Let’s imagine you’re a subcontractor, and you’ve been asked to price up a job. The project has already commenced. Another subcontractor had been lined up, but they’ve been delayed on something else, and the builder is desperate.
You knock up a quote. You never attach T&Cs to your quotes, because usually you have to sign the builder’s subcontract, so it seems like a waste of time. There’s a lot of materials to order and you ask for an upfront deposit.
The builder sends an email accepting your quote. By some miracle (i.e., every other job you’re on is delayed), you can get started next week.
The builder is overjoyed, and the site manager books the induction in on Monday. You ask for a copy of the subcontract. This is a big project; you assume they have something drafted and ready to go.

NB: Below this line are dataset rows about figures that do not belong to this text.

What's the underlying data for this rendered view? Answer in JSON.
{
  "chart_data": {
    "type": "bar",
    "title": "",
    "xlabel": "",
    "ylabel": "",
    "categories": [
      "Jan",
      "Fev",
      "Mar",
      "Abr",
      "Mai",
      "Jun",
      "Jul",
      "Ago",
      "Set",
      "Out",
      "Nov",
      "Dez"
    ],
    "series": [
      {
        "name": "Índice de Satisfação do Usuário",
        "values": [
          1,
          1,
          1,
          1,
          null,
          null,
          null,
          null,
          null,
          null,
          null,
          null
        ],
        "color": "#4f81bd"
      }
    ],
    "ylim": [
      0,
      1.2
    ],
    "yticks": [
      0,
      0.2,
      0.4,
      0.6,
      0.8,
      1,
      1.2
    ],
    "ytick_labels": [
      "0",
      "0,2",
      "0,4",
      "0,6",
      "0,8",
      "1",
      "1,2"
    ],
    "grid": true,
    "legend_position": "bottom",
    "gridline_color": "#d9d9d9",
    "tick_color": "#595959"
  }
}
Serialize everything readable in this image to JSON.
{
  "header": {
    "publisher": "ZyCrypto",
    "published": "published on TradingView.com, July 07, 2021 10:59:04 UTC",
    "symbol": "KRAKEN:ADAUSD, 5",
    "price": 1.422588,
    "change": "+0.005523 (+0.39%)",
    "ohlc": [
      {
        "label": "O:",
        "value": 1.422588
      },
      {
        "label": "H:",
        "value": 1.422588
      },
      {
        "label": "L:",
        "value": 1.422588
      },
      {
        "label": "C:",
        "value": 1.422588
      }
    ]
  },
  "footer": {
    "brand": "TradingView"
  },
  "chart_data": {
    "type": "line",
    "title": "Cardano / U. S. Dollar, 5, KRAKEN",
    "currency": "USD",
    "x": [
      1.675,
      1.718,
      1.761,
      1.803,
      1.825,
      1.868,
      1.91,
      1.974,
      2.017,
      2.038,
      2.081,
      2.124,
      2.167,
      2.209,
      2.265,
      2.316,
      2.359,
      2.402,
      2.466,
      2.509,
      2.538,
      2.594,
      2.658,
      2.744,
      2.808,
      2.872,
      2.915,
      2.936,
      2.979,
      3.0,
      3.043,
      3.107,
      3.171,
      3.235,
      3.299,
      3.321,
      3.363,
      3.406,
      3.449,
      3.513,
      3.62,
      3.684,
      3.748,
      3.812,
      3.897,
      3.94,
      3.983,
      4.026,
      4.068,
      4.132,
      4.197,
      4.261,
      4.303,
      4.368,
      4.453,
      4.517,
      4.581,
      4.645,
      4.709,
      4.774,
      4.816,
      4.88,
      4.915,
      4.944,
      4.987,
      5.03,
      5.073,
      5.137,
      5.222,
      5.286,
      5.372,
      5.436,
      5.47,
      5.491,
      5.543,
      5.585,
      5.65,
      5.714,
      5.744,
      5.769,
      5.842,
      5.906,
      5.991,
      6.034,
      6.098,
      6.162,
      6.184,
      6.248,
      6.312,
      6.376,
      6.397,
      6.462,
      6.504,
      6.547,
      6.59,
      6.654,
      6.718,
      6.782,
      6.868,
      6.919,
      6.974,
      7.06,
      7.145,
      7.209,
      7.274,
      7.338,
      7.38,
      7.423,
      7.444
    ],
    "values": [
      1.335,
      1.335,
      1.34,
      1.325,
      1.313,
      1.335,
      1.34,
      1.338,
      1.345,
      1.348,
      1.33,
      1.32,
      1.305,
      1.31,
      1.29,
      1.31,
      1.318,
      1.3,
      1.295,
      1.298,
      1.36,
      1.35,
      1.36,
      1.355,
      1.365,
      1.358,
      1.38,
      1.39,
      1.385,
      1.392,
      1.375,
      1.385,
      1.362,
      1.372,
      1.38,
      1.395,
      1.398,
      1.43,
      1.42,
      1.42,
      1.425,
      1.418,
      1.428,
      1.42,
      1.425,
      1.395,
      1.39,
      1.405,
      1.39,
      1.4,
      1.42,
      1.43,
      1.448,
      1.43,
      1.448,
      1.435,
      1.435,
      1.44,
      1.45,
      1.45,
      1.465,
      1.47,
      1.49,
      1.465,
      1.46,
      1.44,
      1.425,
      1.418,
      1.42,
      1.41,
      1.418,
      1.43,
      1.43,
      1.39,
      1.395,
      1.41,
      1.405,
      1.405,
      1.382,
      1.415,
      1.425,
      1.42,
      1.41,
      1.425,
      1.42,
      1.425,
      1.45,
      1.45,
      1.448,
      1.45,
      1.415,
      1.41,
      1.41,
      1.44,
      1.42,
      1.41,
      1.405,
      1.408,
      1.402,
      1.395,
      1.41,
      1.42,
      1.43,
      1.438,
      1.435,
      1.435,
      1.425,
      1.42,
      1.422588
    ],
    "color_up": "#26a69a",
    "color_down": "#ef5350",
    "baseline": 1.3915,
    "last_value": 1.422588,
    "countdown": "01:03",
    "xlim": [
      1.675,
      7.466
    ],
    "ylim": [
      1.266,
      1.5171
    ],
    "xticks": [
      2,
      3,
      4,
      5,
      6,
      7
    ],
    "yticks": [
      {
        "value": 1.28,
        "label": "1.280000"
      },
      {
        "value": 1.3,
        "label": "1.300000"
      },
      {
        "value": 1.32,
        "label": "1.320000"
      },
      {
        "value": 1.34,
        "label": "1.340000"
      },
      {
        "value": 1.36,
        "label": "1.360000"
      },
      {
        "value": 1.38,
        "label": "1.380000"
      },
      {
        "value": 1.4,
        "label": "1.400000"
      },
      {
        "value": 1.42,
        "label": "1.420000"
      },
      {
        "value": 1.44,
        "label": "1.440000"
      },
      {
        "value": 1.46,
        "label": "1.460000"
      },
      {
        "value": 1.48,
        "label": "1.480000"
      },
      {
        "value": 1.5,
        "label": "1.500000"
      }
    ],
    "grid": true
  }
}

The construction market in WA has gone from over-heated to super-heated. Everyone’s chasing their tails and it feels like there’s no time to deal with tedious details, like contracts.
But no… The builder has been so caught up on other crises, subcontracts haven’t been sorted yet. They’ll get something out to you soon but ask if you can just get onto the job site on Monday so they can start to recover some program.
Weeks go by, you’ve burned multi-seven figures in costs, there are all kinds of delays, you still haven’t received the upfront deposit and your other payment claims have been short paid. Things are getting nasty, and you call a lawyer to find out where you stand. The lawyer asks you for a copy of the subcontract. You start to feel nervous and sheepishly hand over the builder’s email accepting your quotation.
Great, the lawyer says – we can use the T&Cs that you had on your quote! There’s a deeply awkward silence as you wonder what to say.
Does this little scenario seem far-fetched? It isn’t. I’ve been the audience to that awkward silence several times in the last 3 months.
The moral of the story is that you should have some terms on your quotes. Here’s 3 reasons why:
T&Cs Make Your Quote Capable Of Forming A Real, Live Contract
Your terms and conditions don’t have to be 10 pages of legal gibberish. You can set out the deal breakers for your business (price, payment terms, program and variation management and termination) in less than a page.
If you’ve done that, and you find yourself in the little saga I wrote about above, happy days – when the builder accepts the quote, you have a contract. Not only that, but its terms are clear.
Manage Client Expectations And Streamline Negotiations
For most larger jobs, there will be a formal subcontract, and it will set aside the terms and conditions that you have on your quote.
But, if your deal breakers were on the quote (e.g., an up-front deposit or more favourable payment terms than the security of payment legislation), it makes it a lot easier to negotiate them into a subcontract that you receive from the builder. That’s because you’ve let your client know what they were in for, right at the outset.
Demonstrate That Your Business Is A Legit Professional Operation
The days of handshake deals are behind us. Professional businesses understand that it’s worthwhile capturing the terms of the deal in a written agreement, because that reduces the potential for arguments down the track.
If your business is growing, your clients will expect you to understand what’s involved in protecting your business. They know that business risk management is what helps you make a profit, and that means they’ll achieve a better project outcome.
Bigger clients aren’t going to be frightened off by your legal and commercial expectations appearing on the quotation. Far from it – they’ll know that they’re dealing with a worthy business partner.